I forgot to include this in last week's EiM but it feels notable that the world's fastest AI supercomputer, announced by Meta for release this year, will be used, in part, to train content moderation algorithms and detect online harms. That suggests two things to me: 1) that the challenge of keeping people safe online is one of the most difficult challenges that humanity faces right now and 2) that eradicating humans within the process of defining abuse or hate speech is very much Mark Zuckerberg's goal. Gulp.
💬 Platforms - efforts to enforce company guidelines
So, it turns out that Neil Young wields a lot of power. After the singer removed his music from Spotify in protest of misinformation, the company published its platform rules, which have been in place — according to The Verge — for "years" but never published. There's nothing very surprising about the scope of the rules although there's a strange mix of vague and specific examples (coronvirus parties gets a mention) and some of the wording feels overly headmaster-y ("rule breakers"?).
Yelp this week published its 2021 Trust and Safety report, which showed the effect of the pandemic on users of its service. The most interesting stat to me was the significant year-on-year increase — 161% — in reviews from people claiming they got Covid-19 from a business or criticising its safety measures (both banned under its guidelines). There were also 1300 businesses that were "review bombed" as a result of media coverage or attention via social media.
Facebook is not ready for "the coming electoral tsunami" and needs to better "understand how heated discussions are shifting in real-time", writes Katie Harbath, the company's former public policy director, in an op-ed for The New York Times. There's an interesting line in the piece about the workforce required: 500 full-time employees plus 30,000 folks working on safety and security could only handle three major elections at a time. Time to get hiring.
Meanwhile, Twitter admitted that it has not been enforcing its civic integrity policy in relation to lies about the 2020 elections since March 2021, just four months after the election took place. But it only made the admission when asked by the media. So much for "a longstanding commitment to meaningful transparency".
👥 People - folks changing the future of moderation
The so-called metaverse is less than zero days old and already there have been a number of stories about women experiencing abuse and sexual harassment.
The latest is Nina Jane Patel, who wrote about being attacked in Meta's Horizon Venture metaverse in December and this week gave an interview to a UK newspaper in which she talked about the attack and suffering anxiety since the incident. Imagine that for just one second. (NB: Being interviewed led to further abuse and death threats but, hey, the media is somehow exempt).
Platforms know that safety in virtual and augmented reality is not only a problem but could make abuse, as Quinta Jurecic put it, "much, much worse". But, that isn't stopping them move forwards at a great pace.
Patel's experience, and her work trying to solve these problems, are helpful handbrakes and a reminder of what is at stake.
🐦 Tweets of note
- "so much more to do, and the fight is never over, but i'm happy to be part of a team that takes safety seriously" - Juliet Shen, safety product manager at Snap, reflects on a good quarter for the camera company.
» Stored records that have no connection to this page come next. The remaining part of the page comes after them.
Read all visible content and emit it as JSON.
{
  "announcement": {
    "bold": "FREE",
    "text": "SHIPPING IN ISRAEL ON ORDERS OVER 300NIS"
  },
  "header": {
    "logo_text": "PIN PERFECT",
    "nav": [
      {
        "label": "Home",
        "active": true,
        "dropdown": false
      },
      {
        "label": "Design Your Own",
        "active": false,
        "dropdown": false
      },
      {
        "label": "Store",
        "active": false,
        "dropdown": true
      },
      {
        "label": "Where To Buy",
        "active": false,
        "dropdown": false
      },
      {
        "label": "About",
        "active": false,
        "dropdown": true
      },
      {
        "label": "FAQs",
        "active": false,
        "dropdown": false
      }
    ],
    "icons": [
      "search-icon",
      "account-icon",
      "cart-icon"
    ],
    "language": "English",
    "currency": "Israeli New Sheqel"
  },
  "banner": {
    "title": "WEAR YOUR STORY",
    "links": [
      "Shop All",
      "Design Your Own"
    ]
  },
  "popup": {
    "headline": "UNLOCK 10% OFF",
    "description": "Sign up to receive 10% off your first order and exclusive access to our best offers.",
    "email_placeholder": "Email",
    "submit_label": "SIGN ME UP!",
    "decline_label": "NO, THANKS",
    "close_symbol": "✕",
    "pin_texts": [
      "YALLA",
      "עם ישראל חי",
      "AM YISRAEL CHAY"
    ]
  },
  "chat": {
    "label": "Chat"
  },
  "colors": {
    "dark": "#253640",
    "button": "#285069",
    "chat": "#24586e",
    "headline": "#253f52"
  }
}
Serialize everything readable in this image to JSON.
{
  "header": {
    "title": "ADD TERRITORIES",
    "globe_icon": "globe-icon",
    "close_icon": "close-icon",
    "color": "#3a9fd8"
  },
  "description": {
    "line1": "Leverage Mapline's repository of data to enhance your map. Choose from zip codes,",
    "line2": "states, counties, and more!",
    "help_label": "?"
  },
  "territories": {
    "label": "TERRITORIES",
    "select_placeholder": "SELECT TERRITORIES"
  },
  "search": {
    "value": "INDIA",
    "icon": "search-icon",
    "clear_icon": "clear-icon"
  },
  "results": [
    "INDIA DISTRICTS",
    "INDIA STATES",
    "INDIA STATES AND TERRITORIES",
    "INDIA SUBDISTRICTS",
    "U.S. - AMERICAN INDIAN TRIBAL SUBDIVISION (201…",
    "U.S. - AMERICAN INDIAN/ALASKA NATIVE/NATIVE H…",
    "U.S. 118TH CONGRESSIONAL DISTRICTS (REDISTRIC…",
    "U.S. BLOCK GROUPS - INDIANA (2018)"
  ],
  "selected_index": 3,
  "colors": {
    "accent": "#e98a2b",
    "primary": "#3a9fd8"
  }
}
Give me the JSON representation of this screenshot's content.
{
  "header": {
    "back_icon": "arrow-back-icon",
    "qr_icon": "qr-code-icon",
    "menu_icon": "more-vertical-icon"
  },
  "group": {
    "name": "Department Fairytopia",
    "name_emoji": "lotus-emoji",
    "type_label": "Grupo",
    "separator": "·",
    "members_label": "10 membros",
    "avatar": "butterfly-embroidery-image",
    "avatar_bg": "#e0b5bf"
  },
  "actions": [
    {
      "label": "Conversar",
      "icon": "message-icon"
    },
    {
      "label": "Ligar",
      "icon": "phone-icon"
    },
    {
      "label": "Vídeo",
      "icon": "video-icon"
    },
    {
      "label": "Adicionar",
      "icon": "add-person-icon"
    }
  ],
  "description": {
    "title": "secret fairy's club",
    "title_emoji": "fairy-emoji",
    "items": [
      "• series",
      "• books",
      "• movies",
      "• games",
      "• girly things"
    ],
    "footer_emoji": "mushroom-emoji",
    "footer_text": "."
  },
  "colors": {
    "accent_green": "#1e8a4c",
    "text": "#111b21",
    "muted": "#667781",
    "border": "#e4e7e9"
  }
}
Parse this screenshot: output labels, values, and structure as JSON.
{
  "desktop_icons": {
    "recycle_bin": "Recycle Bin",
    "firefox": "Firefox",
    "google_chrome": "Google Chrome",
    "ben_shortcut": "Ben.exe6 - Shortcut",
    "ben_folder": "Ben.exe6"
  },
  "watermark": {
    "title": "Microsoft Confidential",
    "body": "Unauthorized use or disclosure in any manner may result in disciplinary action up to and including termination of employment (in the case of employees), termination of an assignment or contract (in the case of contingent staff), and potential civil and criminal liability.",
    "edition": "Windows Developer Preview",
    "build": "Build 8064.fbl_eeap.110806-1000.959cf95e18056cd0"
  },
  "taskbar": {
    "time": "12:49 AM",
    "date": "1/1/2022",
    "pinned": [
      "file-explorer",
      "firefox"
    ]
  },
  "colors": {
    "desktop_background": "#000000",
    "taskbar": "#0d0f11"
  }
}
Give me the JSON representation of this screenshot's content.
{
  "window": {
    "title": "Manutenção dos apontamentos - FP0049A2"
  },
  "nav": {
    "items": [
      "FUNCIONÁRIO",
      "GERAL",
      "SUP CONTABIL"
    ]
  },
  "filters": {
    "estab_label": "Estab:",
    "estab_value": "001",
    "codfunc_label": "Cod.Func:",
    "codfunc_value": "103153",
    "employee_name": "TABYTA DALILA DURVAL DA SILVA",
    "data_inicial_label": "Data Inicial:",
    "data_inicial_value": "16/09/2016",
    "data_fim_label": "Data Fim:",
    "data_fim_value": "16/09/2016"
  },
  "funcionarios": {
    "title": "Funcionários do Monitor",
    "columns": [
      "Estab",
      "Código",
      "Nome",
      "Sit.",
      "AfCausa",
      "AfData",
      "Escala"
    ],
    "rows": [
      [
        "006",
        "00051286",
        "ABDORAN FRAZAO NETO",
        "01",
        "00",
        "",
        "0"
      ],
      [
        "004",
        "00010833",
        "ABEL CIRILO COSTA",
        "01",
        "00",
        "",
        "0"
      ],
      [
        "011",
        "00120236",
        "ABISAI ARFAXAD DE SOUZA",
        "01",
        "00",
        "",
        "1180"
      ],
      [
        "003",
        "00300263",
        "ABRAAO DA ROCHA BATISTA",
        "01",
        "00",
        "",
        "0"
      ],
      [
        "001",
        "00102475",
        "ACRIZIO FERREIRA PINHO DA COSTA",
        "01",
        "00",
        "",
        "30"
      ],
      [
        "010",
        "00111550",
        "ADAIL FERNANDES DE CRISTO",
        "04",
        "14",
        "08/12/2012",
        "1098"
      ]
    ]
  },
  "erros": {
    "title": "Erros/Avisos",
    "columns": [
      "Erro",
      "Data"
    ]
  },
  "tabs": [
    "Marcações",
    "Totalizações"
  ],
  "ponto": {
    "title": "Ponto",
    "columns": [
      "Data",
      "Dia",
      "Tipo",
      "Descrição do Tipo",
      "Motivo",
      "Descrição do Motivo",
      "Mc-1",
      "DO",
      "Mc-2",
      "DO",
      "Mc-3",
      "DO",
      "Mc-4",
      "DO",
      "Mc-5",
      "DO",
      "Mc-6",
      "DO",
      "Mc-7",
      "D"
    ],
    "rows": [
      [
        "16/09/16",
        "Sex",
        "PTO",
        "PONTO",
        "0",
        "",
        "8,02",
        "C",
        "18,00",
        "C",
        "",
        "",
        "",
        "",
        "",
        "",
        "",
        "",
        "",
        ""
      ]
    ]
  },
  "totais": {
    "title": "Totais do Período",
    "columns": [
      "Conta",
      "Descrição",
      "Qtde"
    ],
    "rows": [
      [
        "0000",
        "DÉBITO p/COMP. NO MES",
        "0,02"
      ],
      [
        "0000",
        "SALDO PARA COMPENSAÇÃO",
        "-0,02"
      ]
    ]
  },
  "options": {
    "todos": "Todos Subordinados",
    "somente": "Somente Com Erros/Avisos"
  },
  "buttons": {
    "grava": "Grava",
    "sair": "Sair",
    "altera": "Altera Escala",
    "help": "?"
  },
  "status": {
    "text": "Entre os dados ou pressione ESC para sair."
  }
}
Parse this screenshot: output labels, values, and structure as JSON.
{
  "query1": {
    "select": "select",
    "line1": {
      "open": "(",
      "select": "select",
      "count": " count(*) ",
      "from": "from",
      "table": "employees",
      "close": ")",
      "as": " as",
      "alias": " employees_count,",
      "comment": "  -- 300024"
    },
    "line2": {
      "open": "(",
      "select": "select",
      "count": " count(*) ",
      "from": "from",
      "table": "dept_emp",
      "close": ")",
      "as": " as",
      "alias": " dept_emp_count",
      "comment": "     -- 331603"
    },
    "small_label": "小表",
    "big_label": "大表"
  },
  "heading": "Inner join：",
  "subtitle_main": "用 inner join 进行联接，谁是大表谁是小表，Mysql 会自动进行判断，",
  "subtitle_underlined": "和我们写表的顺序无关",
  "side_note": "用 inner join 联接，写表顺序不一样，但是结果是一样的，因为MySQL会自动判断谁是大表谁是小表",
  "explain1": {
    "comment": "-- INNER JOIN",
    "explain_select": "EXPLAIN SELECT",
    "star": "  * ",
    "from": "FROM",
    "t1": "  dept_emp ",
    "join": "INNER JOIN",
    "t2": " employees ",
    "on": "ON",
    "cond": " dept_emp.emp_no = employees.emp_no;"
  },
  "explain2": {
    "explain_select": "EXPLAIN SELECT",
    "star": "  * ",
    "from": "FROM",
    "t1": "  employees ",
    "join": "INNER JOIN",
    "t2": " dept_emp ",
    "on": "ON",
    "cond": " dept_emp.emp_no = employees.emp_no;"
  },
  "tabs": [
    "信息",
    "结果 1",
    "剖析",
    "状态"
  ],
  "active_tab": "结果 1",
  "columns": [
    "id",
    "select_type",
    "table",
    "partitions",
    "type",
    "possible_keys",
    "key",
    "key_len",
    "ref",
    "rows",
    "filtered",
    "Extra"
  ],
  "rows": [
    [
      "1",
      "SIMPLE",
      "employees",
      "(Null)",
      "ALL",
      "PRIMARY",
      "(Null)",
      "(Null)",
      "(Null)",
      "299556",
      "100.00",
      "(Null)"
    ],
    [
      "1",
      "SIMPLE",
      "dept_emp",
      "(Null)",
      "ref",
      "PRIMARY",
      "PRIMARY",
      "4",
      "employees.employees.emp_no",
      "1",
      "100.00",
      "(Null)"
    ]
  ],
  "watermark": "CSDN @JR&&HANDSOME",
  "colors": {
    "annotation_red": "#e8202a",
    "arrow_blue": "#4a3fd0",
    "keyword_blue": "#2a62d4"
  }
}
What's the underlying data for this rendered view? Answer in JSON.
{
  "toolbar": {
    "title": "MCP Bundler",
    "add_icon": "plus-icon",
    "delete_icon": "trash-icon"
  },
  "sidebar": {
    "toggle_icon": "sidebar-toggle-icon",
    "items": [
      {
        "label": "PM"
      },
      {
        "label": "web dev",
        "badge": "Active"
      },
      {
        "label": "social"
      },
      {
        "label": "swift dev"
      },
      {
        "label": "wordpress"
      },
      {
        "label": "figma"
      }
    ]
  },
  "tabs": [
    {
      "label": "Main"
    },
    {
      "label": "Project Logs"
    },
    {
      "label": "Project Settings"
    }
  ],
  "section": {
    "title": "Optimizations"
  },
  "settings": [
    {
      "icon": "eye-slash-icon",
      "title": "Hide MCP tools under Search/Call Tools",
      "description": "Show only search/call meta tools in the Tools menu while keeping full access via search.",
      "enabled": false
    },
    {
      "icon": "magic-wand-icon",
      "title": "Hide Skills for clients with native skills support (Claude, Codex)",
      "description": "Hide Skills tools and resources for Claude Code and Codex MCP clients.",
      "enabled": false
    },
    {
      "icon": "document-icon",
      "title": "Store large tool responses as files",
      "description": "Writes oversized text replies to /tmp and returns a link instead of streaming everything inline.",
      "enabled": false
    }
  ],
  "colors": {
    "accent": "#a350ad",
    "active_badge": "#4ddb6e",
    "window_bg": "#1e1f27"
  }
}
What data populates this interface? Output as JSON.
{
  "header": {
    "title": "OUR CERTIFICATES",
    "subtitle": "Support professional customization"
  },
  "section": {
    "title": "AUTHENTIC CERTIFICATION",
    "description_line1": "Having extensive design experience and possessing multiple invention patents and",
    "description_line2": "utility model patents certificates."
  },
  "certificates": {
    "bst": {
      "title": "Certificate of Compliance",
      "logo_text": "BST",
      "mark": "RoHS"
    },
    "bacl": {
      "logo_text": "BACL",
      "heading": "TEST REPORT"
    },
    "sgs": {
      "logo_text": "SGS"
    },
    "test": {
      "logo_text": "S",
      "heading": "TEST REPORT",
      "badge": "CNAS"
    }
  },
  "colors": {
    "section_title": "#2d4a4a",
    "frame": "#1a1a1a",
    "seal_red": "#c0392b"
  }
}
- "Proposed: Anyone who writes "platforms do x" must cite a non-Facebook example or else revise to "Facebook does x." - Stanford Cyber Policy Centre's Daphne Keller reminds us that Facebook is not the internet.
- "Protecting children online is a huge problem, solved by good collaboration, investment, hearing children's voices, while being guided by data and research." - Meta child sexual exploitation and abuse expert John Buckley explains what he learnt as he announces his departure.